The 2nd Circuit Court of Appeals in New York overturned a lower court ruling that stopped a move by the Trump administration in 2017 to withhold grant money from the Edward Byrne Memorial Justice Assistance Program, which hands out some $250 million a year to state and local criminal justice efforts, Fox News reported.
“Today’s decision rightfully recognizes the lawful authority of the Attorney General to ensure that Department of Justice grant recipients are not at the same time thwarting federal law enforcement priorities,” a DOJ spokesman said in a statement.
“The grant conditions here require states and cities that receive DOJ grants to share information about criminals in custody. The federal government uses this information to enforce national immigration laws–policies supported by successive Democrat and Republican administrations,” the statement continued.
“All Americans will benefit from increased public safety as this Administration is able to implement its lawful immigration and public safety policies,” the statement said.
The appeals court ruling differs from rulings from other appeals courts across the country regarding sanctuary policies, so a U.S. Supreme Court review is now likely.
New York City and liberal states including New York, Washington, Massachusetts and Connecticut sued the government over its threat to withhold funds. They were backed by the U.S. District Court for the Southern District of New York, which ordered the administration to release the money and stop putting immigration-related conditions on grants.
However, the 2nd Circuit Court of Appeals ruled that it “cannot agree that the federal government must be enjoined from imposing the challenged conditions on the federal grants here at issue.”

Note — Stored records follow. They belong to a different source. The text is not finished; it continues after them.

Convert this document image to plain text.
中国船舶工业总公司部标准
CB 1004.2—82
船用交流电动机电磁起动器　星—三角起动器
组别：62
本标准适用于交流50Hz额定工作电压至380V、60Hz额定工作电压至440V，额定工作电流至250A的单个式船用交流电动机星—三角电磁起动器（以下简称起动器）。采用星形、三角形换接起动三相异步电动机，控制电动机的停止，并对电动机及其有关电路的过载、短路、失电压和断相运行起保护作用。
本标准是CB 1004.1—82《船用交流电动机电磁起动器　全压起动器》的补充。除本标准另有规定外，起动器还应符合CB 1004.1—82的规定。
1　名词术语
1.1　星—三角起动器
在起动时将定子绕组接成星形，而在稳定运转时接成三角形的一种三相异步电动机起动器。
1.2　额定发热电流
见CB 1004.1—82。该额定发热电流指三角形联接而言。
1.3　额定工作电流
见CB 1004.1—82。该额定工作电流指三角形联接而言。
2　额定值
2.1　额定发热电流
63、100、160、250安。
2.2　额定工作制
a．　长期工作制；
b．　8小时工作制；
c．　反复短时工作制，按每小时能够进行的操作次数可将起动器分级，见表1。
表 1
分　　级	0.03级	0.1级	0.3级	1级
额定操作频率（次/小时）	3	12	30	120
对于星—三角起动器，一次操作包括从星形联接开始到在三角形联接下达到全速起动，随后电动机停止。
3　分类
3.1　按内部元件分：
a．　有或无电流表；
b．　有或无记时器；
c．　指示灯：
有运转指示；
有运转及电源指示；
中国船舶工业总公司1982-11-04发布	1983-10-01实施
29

“These conditions help the federal government enforce national immigration laws and policies supported by successive Democratic and Republican administrations,” the court ruled. “But more to the authorization point, they ensure that applicants satisfy particular statutory grant requirements imposed by Congress and subject to Attorney General oversight.”
The appeals ruling also disagreed with the lower court’s claim that withholding grant money was a 10th Amendment infringement on power reserved to states, noting that in immigration policy the Supreme Court has found that the federal government maintains “broad” and “preeminent” power.
“Sanctuary policies generally forbid local law enforcement from honoring detainers — requests from Immigration and Customs Enforcement (ICE) that they be alerted to of an illegal immigrant’s release from custody so they can be be picked up by ICE and put through deportation proceedings,” Fox News reported.